Die Kundenbewertungen über den norddeutschen Crowdinvesting-Anbieter in den einschlägigen Finanzportalen sind außerordentlich gut. Dem Internetportal „Kritische Anleger“ liegen derzeit 29 Bewertungen zu Exporo vor. Von den Erfahrungsberichten enthalten 96,6 Prozent positive und 3,4 Prozent neutrale Urteile. Über wirkliche Negativerfahrungen wird gar nicht berichtet. Stefan Erlich, Redaktionsleiter von Kritische-Anleger.de, schreibt: „Exporo macht sowohl auf uns als auch auf bestehende Kunden bisher einen sehr guten Eindruck.
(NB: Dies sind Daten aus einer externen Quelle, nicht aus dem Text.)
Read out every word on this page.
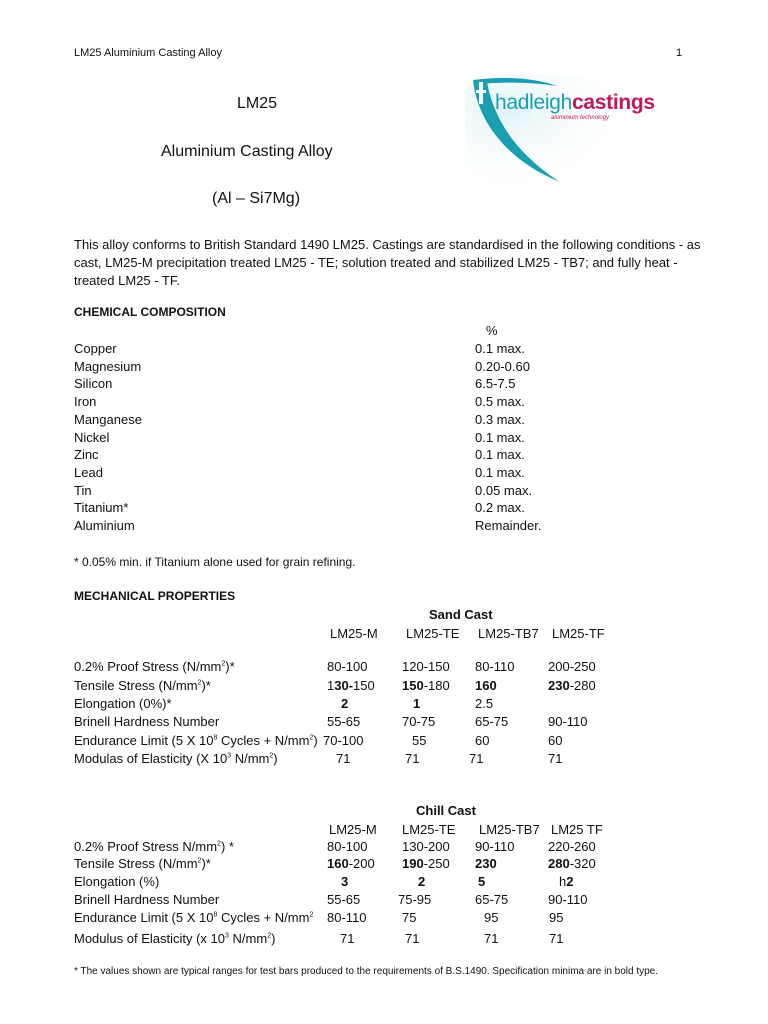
LM25 Aluminium Casting Alloy	1
LM25
Aluminium Casting Alloy
(Al – Si7Mg)
hadleighcastings
aluminium technology
This alloy conforms to British Standard 1490 LM25. Castings are standardised in the following conditions - as cast, LM25-M precipitation treated LM25 - TE; solution treated and stabilized LM25 - TB7; and fully heat - treated LM25 - TF.
CHEMICAL COMPOSITION
%
Copper	0.1 max.
Magnesium	0.20-0.60
Silicon	6.5-7.5
Iron	0.5 max.
Manganese	0.3 max.
Nickel	0.1 max.
Zinc	0.1 max.
Lead	0.1 max.
Tin	0.05 max.
Titanium*	0.2 max.
Aluminium	Remainder.
* 0.05% min. if Titanium alone used for grain refining.
MECHANICAL PROPERTIES
Sand Cast
LM25-M LM25-TE LM25-TB7 LM25-TF
0.2% Proof Stress $(N/mm^2)*$	80-100	120-150 80-110	200-250
Tensile Stress $(N/mm^2)*$	130-150 150-180 160	230-280
Elongation (0%)*	2	1	2.5
Brinell Hardness Number	55-65	70-75	65-75	90-110
Endurance Limit (5 X $10^8$ Cycles + $N/mm^2$) 70-100	55	60	60
Modulas of Elasticity (X $10^3$ $N/mm^2$)	71	71	71	71
Chill Cast
LM25-M LM25-TE LM25-TB7 LM25 TF
0.2% Proof Stress $N/mm^2$) *	80-100	130-200 90-110	220-260
Tensile Stress $(N/mm^2)*$	160-200 190-250 230	280-320
Elongation (%)	3	2	5	h2
Brinell Hardness Number	55-65	75-95	65-75	90-110
Endurance Limit (5 X $10^8$ Cycles + $N/mm^2$ 80-110	75	95	95
Modulus of Elasticity (x $10^3$ $N/mm^2$)	71	71	71	71
* The values shown are typical ranges for test bars produced to the requirements of B.S.1490. Specification minima are in bold type.
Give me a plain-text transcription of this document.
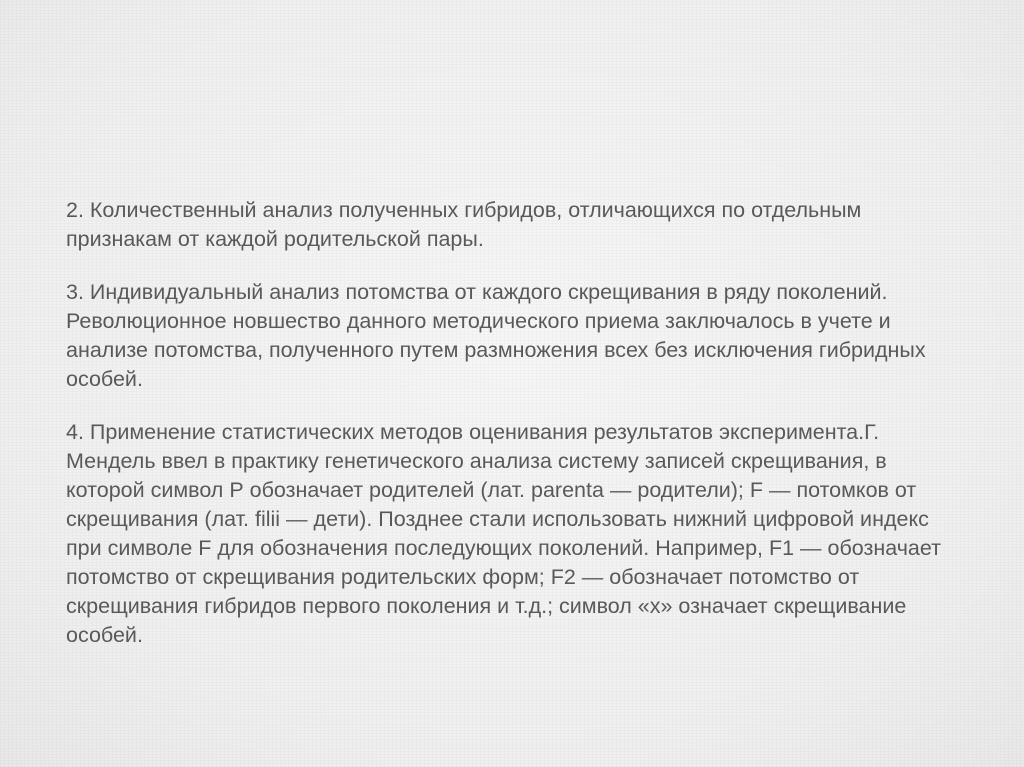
2. Количественный анализ полученных гибридов, отличающихся по отдельным признакам от каждой родительской пары.

3. Индивидуальный анализ потомства от каждого скрещивания в ряду поколений. Революционное новшество данного методического приема заключалось в учете и анализе потомства, полученного путем размножения всех без исключения гибридных особей.

4. Применение статистических методов оценивания результатов эксперимента.Г. Мендель ввел в практику генетического анализа систему записей скрещивания, в которой символ Р обозначает родителей (лат. parenta — родители); F — потомков от скрещивания (лат. filii — дети). Позднее стали использовать нижний цифровой индекс при символе F для обозначения последующих поколений. Например, F1 — обозначает потомство от скрещивания родительских форм; F2 — обозначает потомство от скрещивания гибридов первого поколения и т.д.; символ «х» означает скрещивание особей.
Die Projektverfügbarkeit ist exzellent, die Online-Verwaltung sehr gut, und bisher sind noch keine Ausfälle zu beklagen.“ Das lasse aber keine Rückschlüsse auf die zukünftige Sicherheit der von Exporo vermittelten Immobilienprojekte zu, weil Risiken bei Crowdinvesting-Projekten immer gegeben seien. Erlich rät daher: „Streuen Sie Ihren Anlagebetrag möglichst breit auf viele verschiedene Projekte, um das Verlustpotenzial von vornherein zu begrenzen. Exporo ist eine sehr gute Anlaufstelle für Immobilien-Crowdinvesting, allerdings können die Macher hinter der Plattform auch keine Wunder vollbringen, weshalb das zugrundeliegende Risiko dieser Anlageform generell hoch bleibt.“

Am 28. Januar 2018 schrieb ein Kunde: „Seit März 2017 bin ich auf der Crowdinvesting-Plattform Exporo registriert. Den Anmeldeprozess fand ich unproblematisch. Nachdem man registriert ist, sieht man die gleichen Projekt-Informationen wie unangemeldete Benutzer. In der Anfangsphase waren die Informationen zu den Projekten weniger ausführlich als auf anderen Crowdinvesting-Plattformen. Mittlerweile sind sie meines Erachtens aber ausführlicher geworden und grafisch besser aufgearbeitet. Investiert habe ich mittlerweile in die Projekte ‚Schlosscarree Hepberg‘, ‚Brühlstraße‘, ‚Mainzer Straße‘, ‚Weserstraße‘ und ‚Berner Straße‘. Der Investitionsprozess war meiner Meinung nach intuitiv. Manchmal muss man schnell sein und innerhalb einer Stunde investieren, nachdem eine E-Mail mit den Projekt-Informationen eintrifft, weil die Projekte offenbar sehr gefragt sind und die Investitionssumme schnell erreicht wird. Negativ finde ich, dass es im Gegensatz zu anderen Plattformen eine Mindestanlagesumme gibt (500 Euro) und man auf diese Weise mit einem relativ geringen Investitionsbetrag schlechter streuen kann.“

Am 3. Dezember 2015 bewertete ein anderer Exporo-Kunde genau diese geringe Mindestanlagesumme äußerst positiv. Er schrieb auf dem Finanzportal: „Ich nutze Exporo seit Mitte diesen Jahres und habe derzeit in zwei Immobilienprojekte investiert. Der Grund war, dass ich nach einer Möglichkeit gesucht habe, auch als kleiner Sparer am derzeitigen Immobilienboom teilhaben zu können, ohne gleich eine ganze Wohnung oder ein Haus kaufen zu müssen. Da bin ich dann nach einiger Eigenrecherche auf Exporo gestoßen. Die Idee und die bisher gebührenfreie Plattform überzeugten mich, sodass ich es ausprobieren wollte. Die Anmeldung verlief für mich persönlich ohne Probleme und schnell. Ich musste nur vergleichsweise wenig Angaben wie Name, Adresse und Personalausweis-Nummer angeben und konnte danach mit dem Investieren beginnen. Die angebotenen Projekte sind aus meiner Sicht ausführlich und gut strukturiert beschrieben, sodass ich mich bis jetzt gut informiert fühlte. Neben klassischen Daten wie Laufzeit und Verzinsung erhalte ich auch umfassende Informationen über das jeweilige Projekt wie etwa Projektbeschreibung, die exakte Lagebeschreibung der Immobilie oder auch, wer der Projektentwickler bzw. Immobilienbauer ist. Der Investitionsprozess selbst ist meiner Erfahrung nach auch flüssig und verständlich gestaltet.“

Aber es werden auch kleinere Kritikpunkte von einzelnen Kunden geäußert. Dem Vernehmen nach arbeitet die Exporo AG daran, die genannten Mängel abzustellen.